Так и на этот раз. Вошел и тут же разразился негодованием. Фырк-фырк! Никуда не годятся иностранные номера, присланные в Ленинградский цирк! Это ли не расточительство — тратить валюту на такие номера! Фасона хоть отбавляй, а честной работы на грош: ни одного по-настоящему сильного трюка!

Кадыр-Гулям пока лишь слушает. Он дает возможность Ольховикову выговориться, выкипятиться и только затем переспрашивает, плавным движением ладони оглаживая бороду:

—   Другими словами, Леонид Сергеевич, ты считаешь, что при оценке номера прежде всего надо исходить из трюка, сильного трюка?

—   А ты не передергивай! Совсем не то я имел в виду!— снова вскипает Ольховиков. — Само собой, не одними трюками отличается качество номера. Важна и подача. Гляди, как ребята мои себя подают в манеже. Работают строго, спортивно, без всяких штучек-дрючек!

—   Не спорю, — наклоняет голову Кадыр-Гулям. — Это верно, у ребят твоих определенный стиль. Но разве только такой требуется цирку? Манеж — он ведь не монастырь. В одинаковой мере ему нужна и яркость, и многокрасочность!

—   А кто же против? — подскакивает Ольховиков и, точно к свидетелю, оборачивается к Кузнецову: — Разве я против? Вечно ты передергиваешь, Гулям! Я сам за яркость.
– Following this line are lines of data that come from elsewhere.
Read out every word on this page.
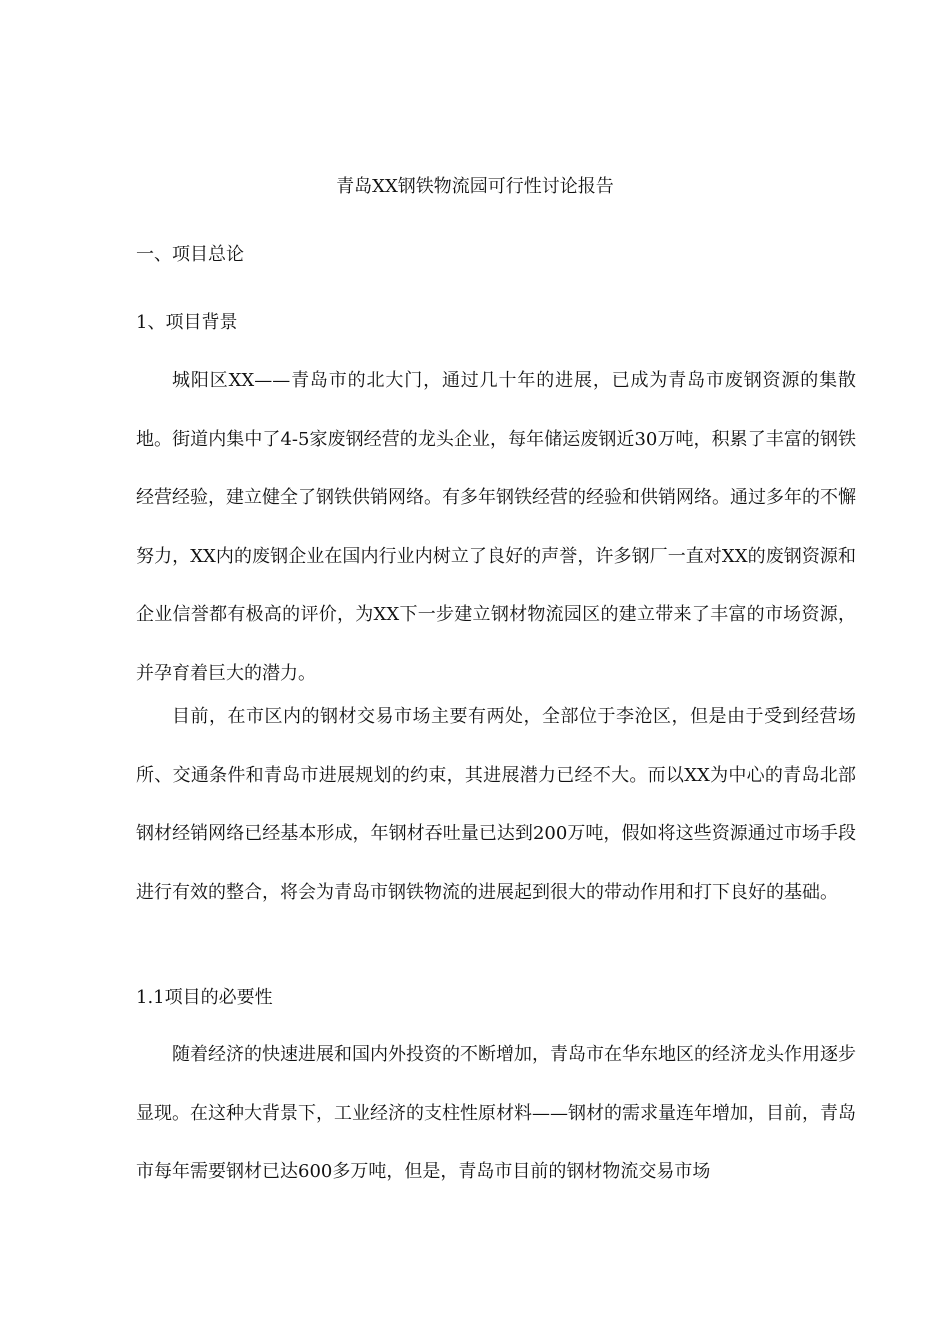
青岛XX钢铁物流园可行性讨论报告
一、项目总论
1、项目背景

城阳区XX——青岛市的北大门，通过几十年的进展，已成为青岛市废钢资源的集散地。街道内集中了4-5家废钢经营的龙头企业，每年储运废钢近30万吨，积累了丰富的钢铁经营经验，建立健全了钢铁供销网络。有多年钢铁经营的经验和供销网络。通过多年的不懈努力，XX内的废钢企业在国内行业内树立了良好的声誉，许多钢厂一直对XX的废钢资源和企业信誉都有极高的评价，为XX下一步建立钢材物流园区的建立带来了丰富的市场资源，并孕育着巨大的潜力。

目前，在市区内的钢材交易市场主要有两处，全部位于李沧区，但是由于受到经营场所、交通条件和青岛市进展规划的约束，其进展潜力已经不大。而以XX为中心的青岛北部钢材经销网络已经基本形成，年钢材吞吐量已达到200万吨，假如将这些资源通过市场手段进行有效的整合，将会为青岛市钢铁物流的进展起到很大的带动作用和打下良好的基础。

1.1项目的必要性

随着经济的快速进展和国内外投资的不断增加，青岛市在华东地区的经济龙头作用逐步显现。在这种大背景下，工业经济的支柱性原材料——钢材的需求量连年增加，目前，青岛市每年需要钢材已达600多万吨，但是，青岛市目前的钢材物流交易市场
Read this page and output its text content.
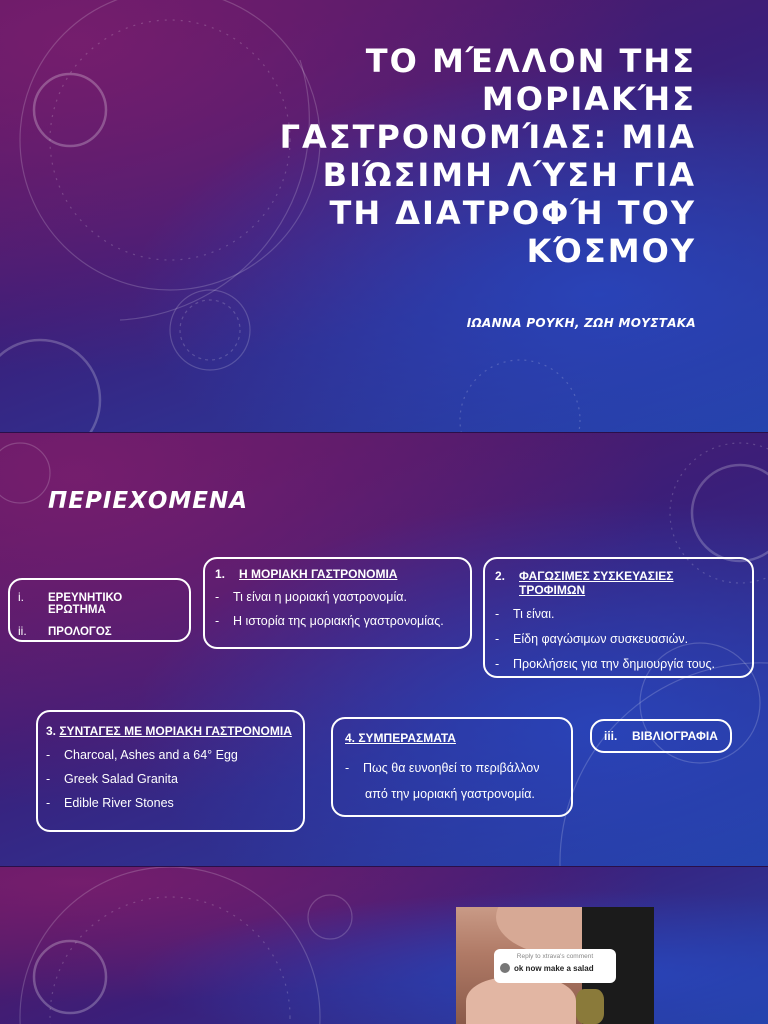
ΤΟ ΜΈΛΛΟΝ ΤΗΣ ΜΟΡΙΑΚΉΣ ΓΑΣΤΡΟΝΟΜΊΑΣ: ΜΙΑ ΒΙΏΣΙΜΗ ΛΎΣΗ ΓΙΑ ΤΗ ΔΙΑΤΡΟΦΉ ΤΟΥ ΚΌΣΜΟΥ
ΙΩΑΝΝΑ ΡΟΥΚΗ, ΖΩΗ ΜΟΥΣΤΑΚΑ
ΠΕΡΙΕΧΟΜΕΝΑ
i.	ΕΡΕΥΝΗΤΙΚΟ ΕΡΩΤΗΜΑ
ii.	ΠΡΟΛΟΓΟΣ
1.	Η ΜΟΡΙΑΚΗ ΓΑΣΤΡΟΝΟΜΙΑ
-	Τι είναι η μοριακή γαστρονομία.
-	Η ιστορία της μοριακής γαστρονομίας.
2.	ΦΑΓΩΣΙΜΕΣ ΣΥΣΚΕΥΑΣΙΕΣ ΤΡΟΦΙΜΩΝ
-	Τι είναι.
-	Είδη φαγώσιμων συσκευασιών.
-	Προκλήσεις για την δημιουργία τους.
3. ΣΥΝΤΑΓΕΣ ΜΕ ΜΟΡΙΑΚΗ ΓΑΣΤΡΟΝΟΜΙΑ
-	Charcoal, Ashes and a 64° Egg
-	Greek Salad Granita
-	Edible River Stones
4. ΣΥΜΠΕΡΑΣΜΑΤΑ
-	Πως θα ευνοηθεί το περιβάλλον
από την μοριακή γαστρονομία.
iii.	ΒΙΒΛΙΟΓΡΑΦΙΑ
Reply to xtrava's comment
ok now make a salad
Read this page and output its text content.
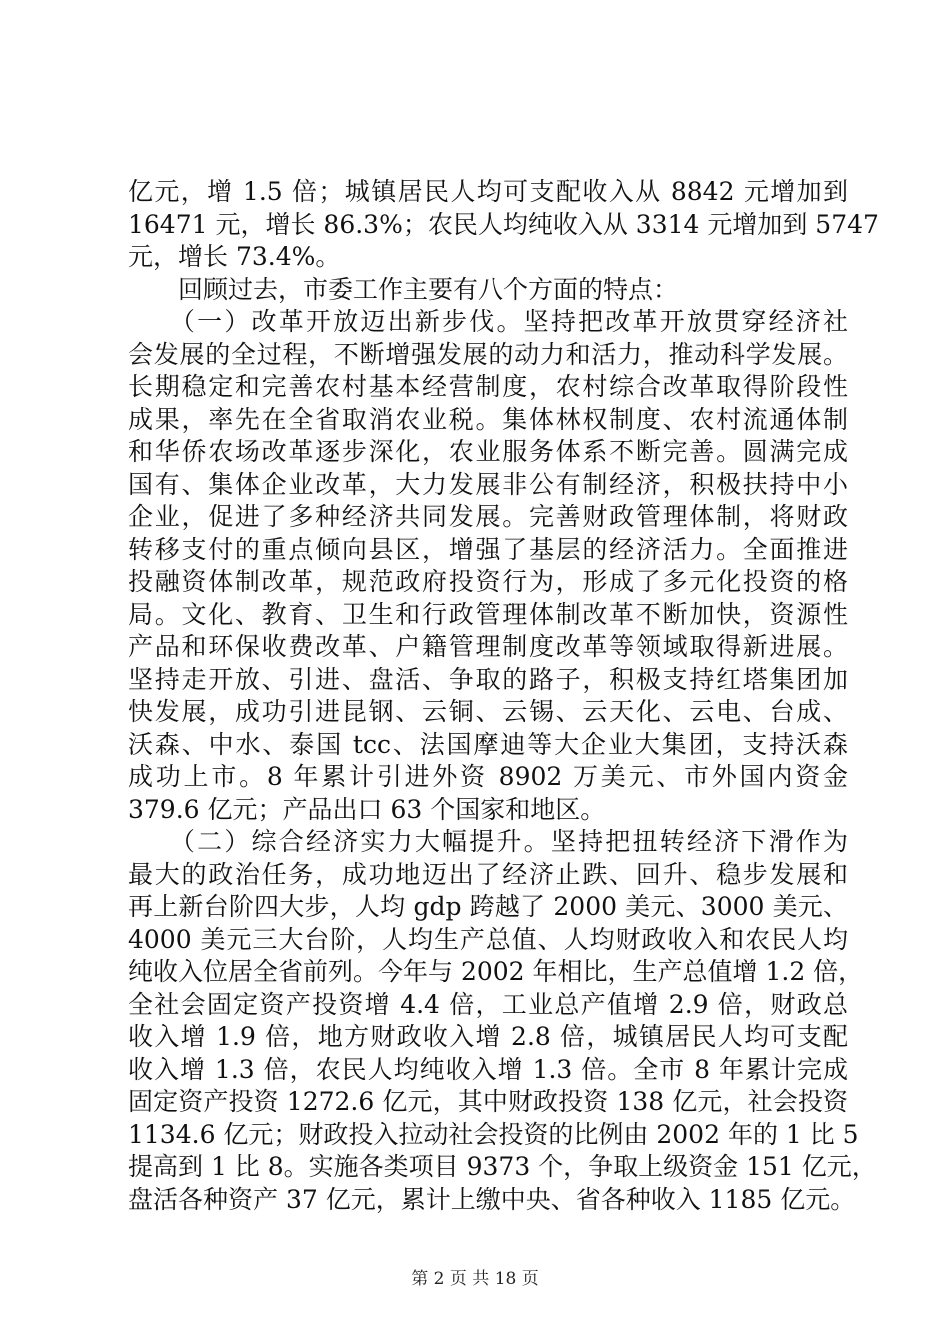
亿元，增 1.5 倍；城镇居民人均可支配收入从 8842 元增加到
16471 元，增长 86.3%；农民人均纯收入从 3314 元增加到 5747
元，增长 73.4%。
　　回顾过去，市委工作主要有八个方面的特点：
　　（一）改革开放迈出新步伐。坚持把改革开放贯穿经济社
会发展的全过程，不断增强发展的动力和活力，推动科学发展。
长期稳定和完善农村基本经营制度，农村综合改革取得阶段性
成果，率先在全省取消农业税。集体林权制度、农村流通体制
和华侨农场改革逐步深化，农业服务体系不断完善。圆满完成
国有、集体企业改革，大力发展非公有制经济，积极扶持中小
企业，促进了多种经济共同发展。完善财政管理体制，将财政
转移支付的重点倾向县区，增强了基层的经济活力。全面推进
投融资体制改革，规范政府投资行为，形成了多元化投资的格
局。文化、教育、卫生和行政管理体制改革不断加快，资源性
产品和环保收费改革、户籍管理制度改革等领域取得新进展。
坚持走开放、引进、盘活、争取的路子，积极支持红塔集团加
快发展，成功引进昆钢、云铜、云锡、云天化、云电、台成、
沃森、中水、泰国 tcc、法国摩迪等大企业大集团，支持沃森
成功上市。8 年累计引进外资 8902 万美元、市外国内资金
379.6 亿元；产品出口 63 个国家和地区。
　　（二）综合经济实力大幅提升。坚持把扭转经济下滑作为
最大的政治任务，成功地迈出了经济止跌、回升、稳步发展和
再上新台阶四大步，人均 gdp 跨越了 2000 美元、3000 美元、
4000 美元三大台阶，人均生产总值、人均财政收入和农民人均
纯收入位居全省前列。今年与 2002 年相比，生产总值增 1.2 倍，
全社会固定资产投资增 4.4 倍，工业总产值增 2.9 倍，财政总
收入增 1.9 倍，地方财政收入增 2.8 倍，城镇居民人均可支配
收入增 1.3 倍，农民人均纯收入增 1.3 倍。全市 8 年累计完成
固定资产投资 1272.6 亿元，其中财政投资 138 亿元，社会投资
1134.6 亿元；财政投入拉动社会投资的比例由 2002 年的 1 比 5
提高到 1 比 8。实施各类项目 9373 个，争取上级资金 151 亿元，
盘活各种资产 37 亿元，累计上缴中央、省各种收入 1185 亿元。
第 2 页 共 18 页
Однако — смотря какого она характера!

Они, возможно, препирались бы и дальше, но тут на пороге возник новый посетитель — Виталий Ефимович Лазаренко.

С того времени когда я оказался посредником между ним и Маяковским, Виталий Ефимович запомнил меня, при встречах одаривал улыбкой. Я же с прежней восторженностью продолжал следить за выступлениями замечательного клоуна. Да и не только клоуна. В пантомиме «Махновщина» Лазаренко с блеском играл роль батьки Махно, наделяя этот образ чертами резкого гротеска, разоблачая звериное нутро бандитского атамана. И еще в одном образе непревзойден был Виталий Ефимович. В дни октябрьских и первомайских демонстраций он в полной мере оправдывал звание «шута народа», глашатая праздничных колонн.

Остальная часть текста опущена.